Net effect

IN CASE YOU WONDERED, inhabiting virtual worlds 24/7 has a downside. Our brains aren’t equipped to handle it all (though our kids’ might be). That according to last night’s panicky episode of Frontline in which a long-time advocate for fully wired living asks scientists, educators and businesspeople to confirm his hunch that 10+ hours a day of flickering media stimulation is more draining than empowering, and that the fleeting sensation of mastery it provides edges out deeper satisfactions.

I didn’t need to be told this.

Lately my media diet has left me feeling grasping and needy. I have way more avenues to share an opinion than I have actual opinions. A frantic desire for “presence” leads to exhausting cycles of posting, cross-linking and commenting, predicated on recycled content of dubious substance: Has Selleck Waterfall Sandwich been posted here today? Is Whythefuckdoyouhaveakid.com an apt ripost in this thread, even if it hasn’t been updated in days? Is my lack of interest in ____ (insert #vikings/#lost/#broganmpls) a tweetable sentiment in and of itself, or proof of my irrelevance?

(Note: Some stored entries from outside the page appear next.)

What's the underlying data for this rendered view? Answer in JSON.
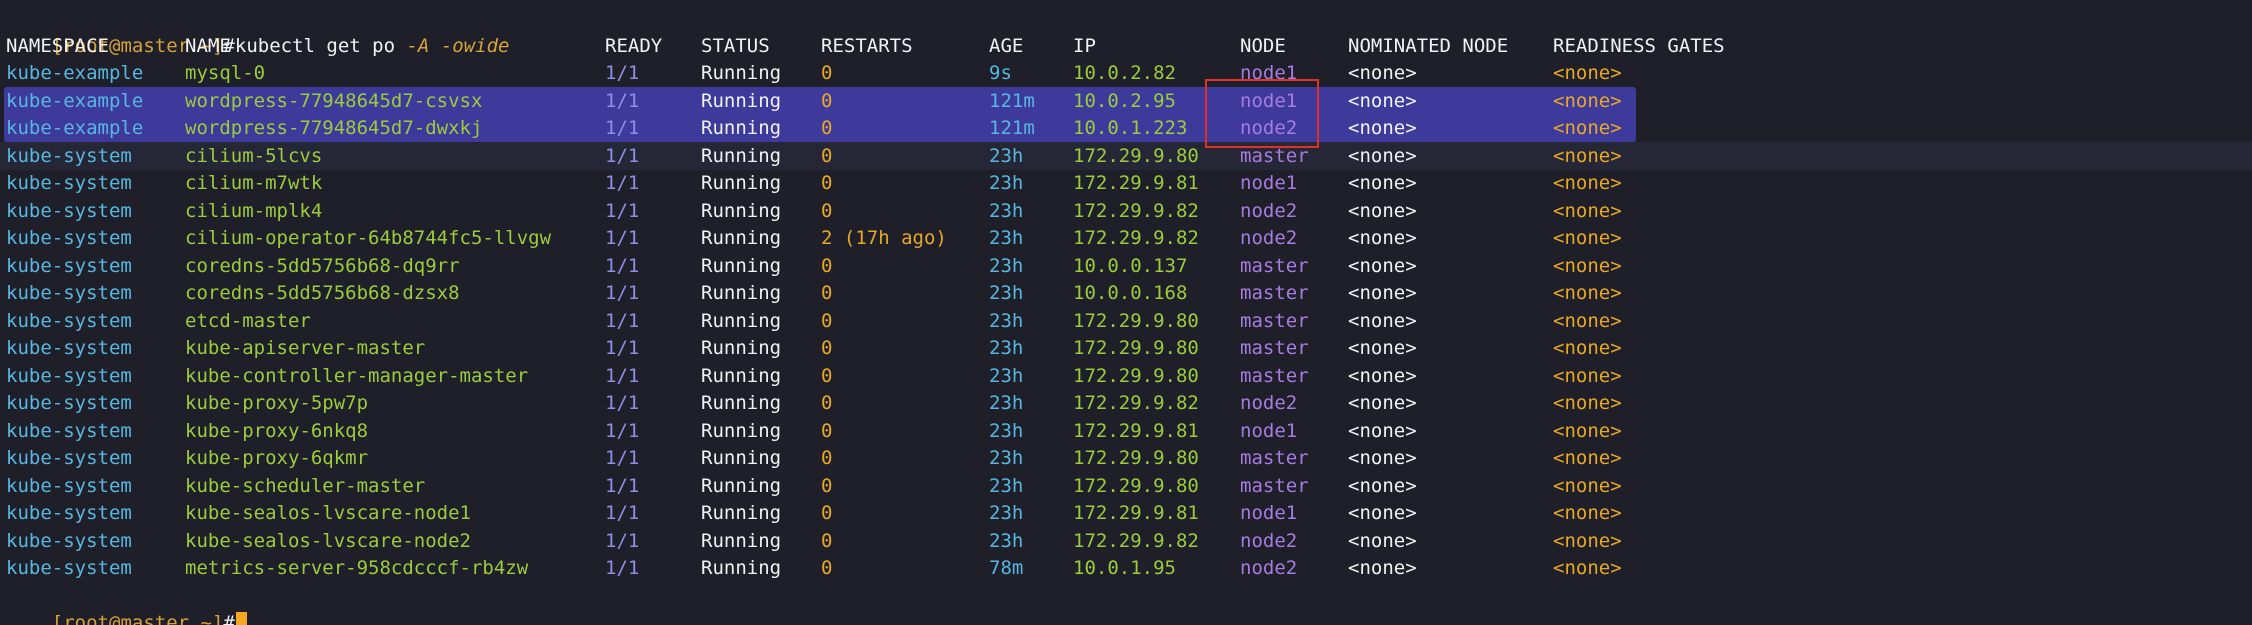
{
  "prompt": {
    "open": "[",
    "user": "root",
    "at": "@",
    "host": "master",
    "path": " ~",
    "close": "]",
    "symbol": "#"
  },
  "command": {
    "text": "kubectl get po ",
    "flag1": "-A",
    "flag2": "-owide"
  },
  "headers": [
    "NAMESPACE",
    "NAME",
    "READY",
    "STATUS",
    "RESTARTS",
    "AGE",
    "IP",
    "NODE",
    "NOMINATED NODE",
    "READINESS GATES"
  ],
  "rows": [
    {
      "namespace": "kube-example",
      "name": "mysql-0",
      "ready": "1/1",
      "status": "Running",
      "restarts": "0",
      "age": "9s",
      "ip": "10.0.2.82",
      "node": "node1",
      "nominated": "<none>",
      "gates": "<none>"
    },
    {
      "namespace": "kube-example",
      "name": "wordpress-77948645d7-csvsx",
      "ready": "1/1",
      "status": "Running",
      "restarts": "0",
      "age": "121m",
      "ip": "10.0.2.95",
      "node": "node1",
      "nominated": "<none>",
      "gates": "<none>"
    },
    {
      "namespace": "kube-example",
      "name": "wordpress-77948645d7-dwxkj",
      "ready": "1/1",
      "status": "Running",
      "restarts": "0",
      "age": "121m",
      "ip": "10.0.1.223",
      "node": "node2",
      "nominated": "<none>",
      "gates": "<none>"
    },
    {
      "namespace": "kube-system",
      "name": "cilium-5lcvs",
      "ready": "1/1",
      "status": "Running",
      "restarts": "0",
      "age": "23h",
      "ip": "172.29.9.80",
      "node": "master",
      "nominated": "<none>",
      "gates": "<none>"
    },
    {
      "namespace": "kube-system",
      "name": "cilium-m7wtk",
      "ready": "1/1",
      "status": "Running",
      "restarts": "0",
      "age": "23h",
      "ip": "172.29.9.81",
      "node": "node1",
      "nominated": "<none>",
      "gates": "<none>"
    },
    {
      "namespace": "kube-system",
      "name": "cilium-mplk4",
      "ready": "1/1",
      "status": "Running",
      "restarts": "0",
      "age": "23h",
      "ip": "172.29.9.82",
      "node": "node2",
      "nominated": "<none>",
      "gates": "<none>"
    },
    {
      "namespace": "kube-system",
      "name": "cilium-operator-64b8744fc5-llvgw",
      "ready": "1/1",
      "status": "Running",
      "restarts": "2 (17h ago)",
      "age": "23h",
      "ip": "172.29.9.82",
      "node": "node2",
      "nominated": "<none>",
      "gates": "<none>"
    },
    {
      "namespace": "kube-system",
      "name": "coredns-5dd5756b68-dq9rr",
      "ready": "1/1",
      "status": "Running",
      "restarts": "0",
      "age": "23h",
      "ip": "10.0.0.137",
      "node": "master",
      "nominated": "<none>",
      "gates": "<none>"
    },
    {
      "namespace": "kube-system",
      "name": "coredns-5dd5756b68-dzsx8",
      "ready": "1/1",
      "status": "Running",
      "restarts": "0",
      "age": "23h",
      "ip": "10.0.0.168",
      "node": "master",
      "nominated": "<none>",
      "gates": "<none>"
    },
    {
      "namespace": "kube-system",
      "name": "etcd-master",
      "ready": "1/1",
      "status": "Running",
      "restarts": "0",
      "age": "23h",
      "ip": "172.29.9.80",
      "node": "master",
      "nominated": "<none>",
      "gates": "<none>"
    },
    {
      "namespace": "kube-system",
      "name": "kube-apiserver-master",
      "ready": "1/1",
      "status": "Running",
      "restarts": "0",
      "age": "23h",
      "ip": "172.29.9.80",
      "node": "master",
      "nominated": "<none>",
      "gates": "<none>"
    },
    {
      "namespace": "kube-system",
      "name": "kube-controller-manager-master",
      "ready": "1/1",
      "status": "Running",
      "restarts": "0",
      "age": "23h",
      "ip": "172.29.9.80",
      "node": "master",
      "nominated": "<none>",
      "gates": "<none>"
    },
    {
      "namespace": "kube-system",
      "name": "kube-proxy-5pw7p",
      "ready": "1/1",
      "status": "Running",
      "restarts": "0",
      "age": "23h",
      "ip": "172.29.9.82",
      "node": "node2",
      "nominated": "<none>",
      "gates": "<none>"
    },
    {
      "namespace": "kube-system",
      "name": "kube-proxy-6nkq8",
      "ready": "1/1",
      "status": "Running",
      "restarts": "0",
      "age": "23h",
      "ip": "172.29.9.81",
      "node": "node1",
      "nominated": "<none>",
      "gates": "<none>"
    },
    {
      "namespace": "kube-system",
      "name": "kube-proxy-6qkmr",
      "ready": "1/1",
      "status": "Running",
      "restarts": "0",
      "age": "23h",
      "ip": "172.29.9.80",
      "node": "master",
      "nominated": "<none>",
      "gates": "<none>"
    },
    {
      "namespace": "kube-system",
      "name": "kube-scheduler-master",
      "ready": "1/1",
      "status": "Running",
      "restarts": "0",
      "age": "23h",
      "ip": "172.29.9.80",
      "node": "master",
      "nominated": "<none>",
      "gates": "<none>"
    },
    {
      "namespace": "kube-system",
      "name": "kube-sealos-lvscare-node1",
      "ready": "1/1",
      "status": "Running",
      "restarts": "0",
      "age": "23h",
      "ip": "172.29.9.81",
      "node": "node1",
      "nominated": "<none>",
      "gates": "<none>"
    },
    {
      "namespace": "kube-system",
      "name": "kube-sealos-lvscare-node2",
      "ready": "1/1",
      "status": "Running",
      "restarts": "0",
      "age": "23h",
      "ip": "172.29.9.82",
      "node": "node2",
      "nominated": "<none>",
      "gates": "<none>"
    },
    {
      "namespace": "kube-system",
      "name": "metrics-server-958cdcccf-rb4zw",
      "ready": "1/1",
      "status": "Running",
      "restarts": "0",
      "age": "78m",
      "ip": "10.0.1.95",
      "node": "node2",
      "nominated": "<none>",
      "gates": "<none>"
    }
  ],
  "colors": {
    "background": "#1e1f29",
    "namespace": "#58b7e0",
    "name": "#9ccc3c",
    "ready": "#8f8fe6",
    "status": "#f2f2f2",
    "restarts": "#e8a825",
    "age": "#58b7e0",
    "ip": "#9ccc3c",
    "node": "#a77be0",
    "nominated": "#f2f2f2",
    "gates": "#e8a825",
    "header": "#f2f2f2",
    "selection": "#3d3a9c",
    "annotation_box": "#e0302a",
    "cursor": "#f5a623"
  }
}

And then there’s my blog: shots fired into a vacuum on a platform that flamed out in 2004. I might as well be fomenting a flash mob. In the spirit of retro squareness, maybe I’ll go sing karaoke tonight.

> Jay Z – Lost Ones (Feat. Chrissette Michelle)

4 comments
  1. lullalm said:

    karaoke tomorrow? might just have to now…

  2. Jake said:

    U Otter Stop Inn 2nite @ 9

  3. Marc said:

    Keeping a blog is keeping a record. Your intended audience isn’t contemporary twitter-ers, face-spacers, and the like, whose online presence is as permanent as who s/he is “following” or “friends” with at the moment. It’s the future unknown audience, who’ll discover and decode your blog in future, who counts.

  4. Jake said:

    Fortunately for archeologists of the future, I’m pretty easy to decode.